Exploiting Intrusion Detection Systems
The most audacious way to subvert intrusion detection systems is to hack them. Many commercial and open source vendors have pitiful security records of product exploitability. Internet Security System's flagship RealSecure and BlackICE IDS products had a vulnerability which allowed the Witty worm to compromise more than ten thousand installations, then disabled the IDSs by corrupting their filesystems. Other IDS and firewall vendors such as Cisco, Checkpoint, Netgear, and Symantec have suffered serious remotely exploitable vulnerabilities as well. Open source sniffers have not done much better, with exploitable bugs found in Snort, Wireshark, tcpdump, FakeBO, and many others. Protocol parsing in a safe and efficient manner is extremely difficult, and most of the applications need to parse hundreds of protocols. Denial of service attacks that crash the IDS (often with a single packet) are even more common than these privilege escalation vulnerabilities. A crashed IDS will not detect any Nmap scans.
Given all of these vulnerabilities, exploiting the IDS may be the most viable way into the target network. A nice aspect of this approach is that you do not even have to find the IDS. Sending a rogue packet to any “protected” machine on the network is usually enough to trigger these IDS bugs.
Ignoring Intrusion Detection Systems
While advanced attackers will often employ IDS subversion techniques described in this chapter, the much more common novice attackers (script kiddies) rarely concern themselves with IDSs. Many companies do not even deploy an IDS, and those that do often have them misconfigured or pay little attention to the alerts. An Internet-facing IDS will see so many attacks from script kiddies and worms that a few Nmap scans to locate a vulnerable service are unlikely to raise any flags.
Even if such an attacker compromises the network, is detected by a monitored IDS, and then kicked out of the systems, that is a small loss. Hacking is often a numbers game for them, so losing one compromised network out of thousands is inconsequential. Such a well-patrolled network would have likely quickly noticed their usage (such as denial of service attacks, mass scanning, or spam sending) and shut them down anyway. Hackers want to compromise negligently administered and poorly monitored networks that will provide long-lasting nodes for criminal activity.
Being tracked down and prosecuted is rarely a concern of the IDS-ignoring set.
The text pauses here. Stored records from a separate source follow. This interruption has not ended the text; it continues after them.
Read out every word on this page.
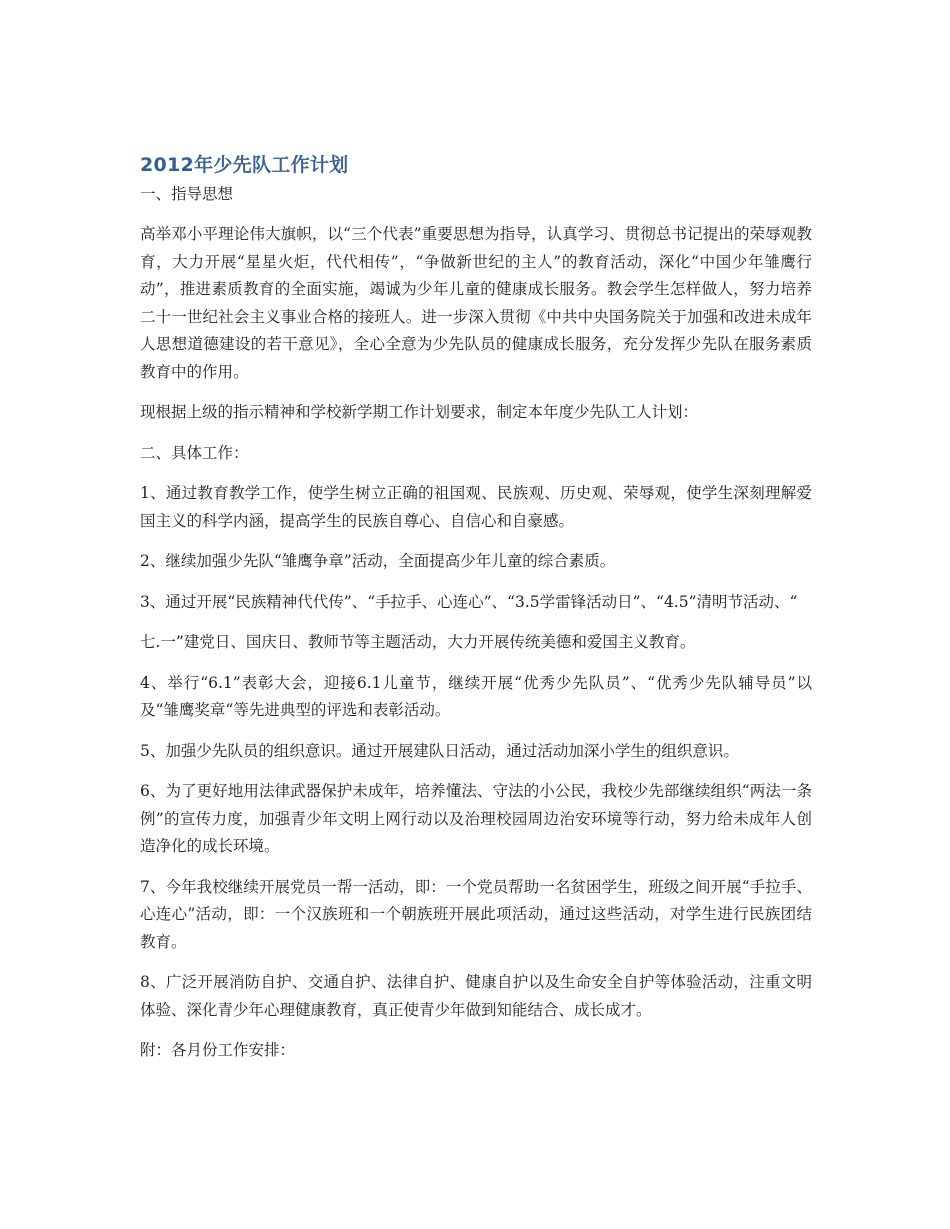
2012年少先队工作计划
一、指导思想

高举邓小平理论伟大旗帜，以“三个代表”重要思想为指导，认真学习、贯彻总书记提出的荣辱观教育，大力开展“星星火炬，代代相传”，“争做新世纪的主人”的教育活动，深化“中国少年雏鹰行动”，推进素质教育的全面实施，竭诚为少年儿童的健康成长服务。教会学生怎样做人，努力培养二十一世纪社会主义事业合格的接班人。进一步深入贯彻《中共中央国务院关于加强和改进未成年人思想道德建设的若干意见》，全心全意为少先队员的健康成长服务，充分发挥少先队在服务素质教育中的作用。

现根据上级的指示精神和学校新学期工作计划要求，制定本年度少先队工人计划：

二、具体工作：

1、通过教育教学工作，使学生树立正确的祖国观、民族观、历史观、荣辱观，使学生深刻理解爱国主义的科学内涵，提高学生的民族自尊心、自信心和自豪感。

2、继续加强少先队“雏鹰争章”活动，全面提高少年儿童的综合素质。

3、通过开展“民族精神代代传”、“手拉手、心连心”、“3.5学雷锋活动日”、“4.5”清明节活动、“

七.一”建党日、国庆日、教师节等主题活动，大力开展传统美德和爱国主义教育。

4、举行“6.1”表彰大会，迎接6.1儿童节，继续开展“优秀少先队员”、“优秀少先队辅导员”以及“雏鹰奖章“等先进典型的评选和表彰活动。

5、加强少先队员的组织意识。通过开展建队日活动，通过活动加深小学生的组织意识。

6、为了更好地用法律武器保护未成年，培养懂法、守法的小公民，我校少先部继续组织“两法一条例”的宣传力度，加强青少年文明上网行动以及治理校园周边治安环境等行动，努力给未成年人创造净化的成长环境。

7、今年我校继续开展党员一帮一活动，即：一个党员帮助一名贫困学生，班级之间开展“手拉手、心连心”活动，即：一个汉族班和一个朝族班开展此项活动，通过这些活动，对学生进行民族团结教育。

8、广泛开展消防自护、交通自护、法律自护、健康自护以及生命安全自护等体验活动，注重文明体验、深化青少年心理健康教育，真正使青少年做到知能结合、成长成才。

附：各月份工作安排：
They usually launch attacks from other compromised networks, which are often several globe-spanning hops away from their true location. Or they may use anonymous connectivity such as provided by some Internet cafes, school computer labs, libraries, or the prevalent open wireless access points. Throwaway dialup accounts are also commonly used. Even if they get kicked off, signing up again with another (or the same) provider takes only minutes. Many attackers come from Romania, China, South Korea, and other countries where prosecution is highly unlikely.
Internet worms are another class of attack that rarely bothers with IDS evasion. Shameless scanning of millions of IP addresses is preferred by both worms and script kiddies as it leads to more compromises per hour than a careful, targeted approach that emphasizes stealth.
While most attacks make no effort at stealth, the fact that most intrusion detection systems are so easily subverted is a major concern. Skilled attackers are a small minority, but are often the greatest threat. Do not be lulled into complacency by the large number of alerts spewed from IDSs. They cannot detect everything, and often miss what is most important.
Even skilled hackers sometimes ignore IDS concerns for initial reconnaissance. They simply scan away from some untraceable IP address, hoping to blend in with all of the other attackers and probe traffic on the Internet. After analyzing the results, they may launch more careful, stealthy attacks from other systems.